The question lingered in my mind, insisting on my attention. Another way to phrase that might be: What defines your life? What will people think about or talk about when your name comes up?
It would be easy for my defining characteristic to be grief. My husband, Scott, endured a brief, fierce and fairly public cancer illness and died in February 2017. He was the pastor at a large church, Crossroads Presbyterian in Mequon, Wisconsin, when he died. He was only 18 months into his tenure and much beloved; his death was shocking and traumatic for the whole church community. I am certainly not alone in grieving Scott.
Grief is a big part of my life. It’s a big part of the life of that congregation, where my children and I have continued to attend. That doesn’t make me unique, nor does it make Crossroads unique. Grief is a part of every church. It’s just a little closer to the surface at Crossroads.

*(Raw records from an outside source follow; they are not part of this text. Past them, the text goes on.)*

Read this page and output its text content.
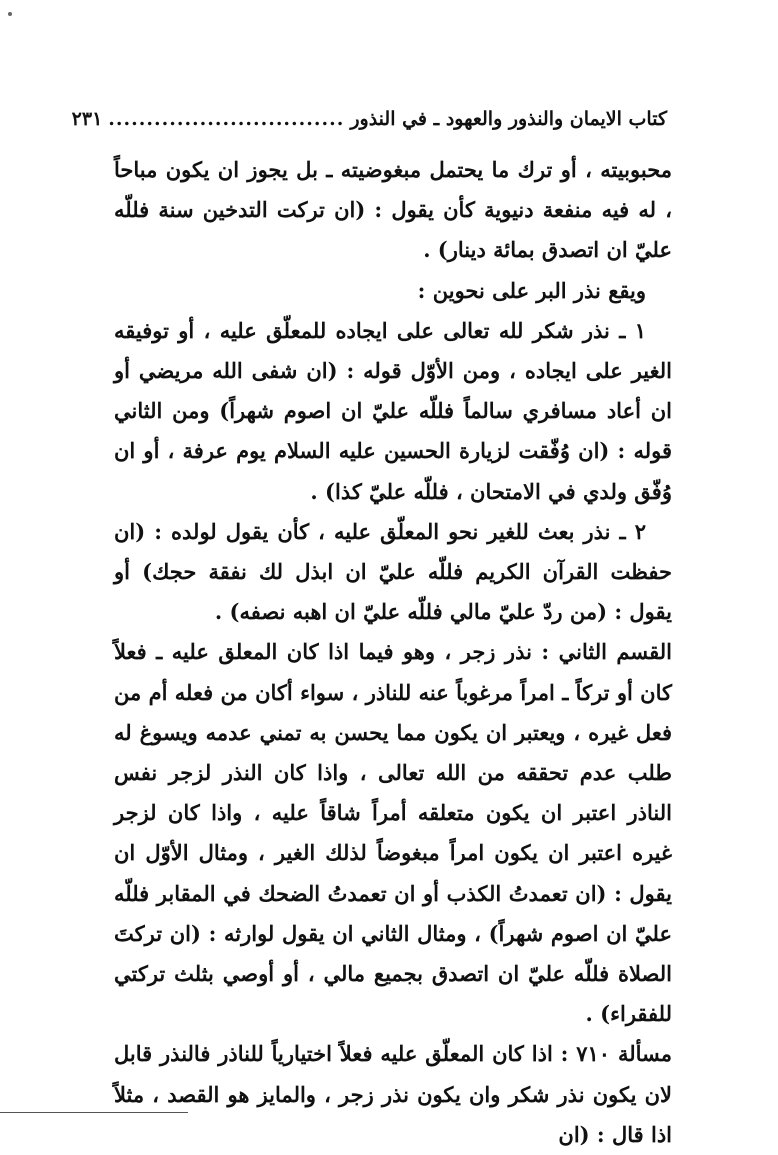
كتاب الايمان والنذور والعهود ـ في النذور
...............................
٢٣١

محبوبيته ، أو ترك ما يحتمل مبغوضيته ـ بل يجوز ان يكون مباحاً ، له فيه منفعة دنيوية كأن يقول : (ان تركت التدخين سنة فللّه عليّ ان اتصدق بمائة دينار) .

ويقع نذر البر على نحوين :

١ ـ نذر شكر لله تعالى على ايجاده للمعلّق عليه ، أو توفيقه الغير على ايجاده ، ومن الأوّل قوله : (ان شفى الله مريضي أو ان أعاد مسافري سالماً فللّه عليّ ان اصوم شهراً) ومن الثاني قوله : (ان وُفّقت لزيارة الحسين عليه السلام يوم عرفة ، أو ان وُفّق ولدي في الامتحان ، فللّه عليّ كذا) .

٢ ـ نذر بعث للغير نحو المعلّق عليه ، كأن يقول لولده : (ان حفظت القرآن الكريم فللّه عليّ ان ابذل لك نفقة حجك) أو يقول : (من ردّ عليّ مالي فللّه عليّ ان اهبه نصفه) .

القسم الثاني : نذر زجر ، وهو فيما اذا كان المعلق عليه ـ فعلاً كان أو تركاً ـ امراً مرغوباً عنه للناذر ، سواء أكان من فعله أم من فعل غيره ، ويعتبر ان يكون مما يحسن به تمني عدمه ويسوغ له طلب عدم تحققه من الله تعالى ، واذا كان النذر لزجر نفس الناذر اعتبر ان يكون متعلقه أمراً شاقاً عليه ، واذا كان لزجر غيره اعتبر ان يكون امراً مبغوضاً لذلك الغير ، ومثال الأوّل ان يقول : (ان تعمدتُ الكذب أو ان تعمدتُ الضحك في المقابر فللّه عليّ ان اصوم شهراً) ، ومثال الثاني ان يقول لوارثه : (ان تركتَ الصلاة فللّه عليّ ان اتصدق بجميع مالي ، أو أوصي بثلث تركتي للفقراء) .

مسألة ٧١٠ : اذا كان المعلّق عليه فعلاً اختيارياً للناذر فالنذر قابل لان يكون نذر شكر وان يكون نذر زجر ، والمايز هو القصد ، مثلاً اذا قال : (ان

Grief is not something our culture does well — not our secular culture, and often not our church culture. It’s understandable. Grief is hard. Grief is scary. And grief is not well understood. It’s not uncommon to think of grief as the opposite of happiness, but I disagree. Grief is the acute sense of absence, the acknowledgment of scarcity, the longing for something that is missing.
I’m OK with grief being a defining characteristic in my life, because I think that how we choose to grieve can tell an important story about what we believe. Grief, maybe better than almost anything, can expose our true theology, can reveal what we really, deeply hold to be true about God and God’s love for us and how we are to respond to that love.
I’m OK with grief being a defining characteristic because I don’t want to deny grief — to do so would be to deny the absence, the scarcity, the importance of what was, but is now gone. I don’t want to deny grief, but I do want to hold it in tension with its true opposite: gratitude.
Gratitude is the acute sense of presence, the acknowledgment of abundance, the joyful response to God’s gifts.
If I am defined by grief, in the same breath, I want to be defined by gratitude. Scott was defined by gratitude. If you knew him, then you know this to be true. Many people who encountered Scott, professionally or personally, received a thank you note from him. He made a point to offer thanks to and for his congregation in every letter he wrote for the weekly newsletter. He made a point to thank every person he came in contact with through his hospitalization, from the doctors to the nurses to the technicians and the people transported him to and from innumerable tests and procedures.
I love this photo. What a perfect picture of joyful acknowledgment of abundance! Throwing the baptismal waters was a playful thing for Scott — playfulness was a defining characteristic of his. But that playfulness, that deep joy you see there, came from a deep sense of the sweetness, the abundance of the gift of God’s grace for all of us.
I want gratitude to speak the loudest about what I believe. Even in grief, I am overwhelmed by the goodness and the abundance and the presence of God, shown to me in daily demonstrations of grace and support, both spiritual and material. The church – both Crossroads and the larger church – has been a conduit of that abundance. The people of God, who have filled our lives with love in action, have been the hands and feet of Jesus to me and to my kids as we have learned to live without Scott.
In my life, the people of God have been defined by generosity and grace and grief, all, as I have seen them come alongside me, and alongside each other in good times and hard times. I invite you to strive to be defined by gratitude as well. Let the way you live and give speak loudly to the world about what you believe about God’s sustaining grace and abundance even in grief.
LARA HAUSER, a lifelong Presbyterian, lives in Mequon, Wisconsin with her four children and is a member of Crossroads Presbyterian Church. She is the widow of Scott Hauser and considers herself a “pastor’s wife emeritus.”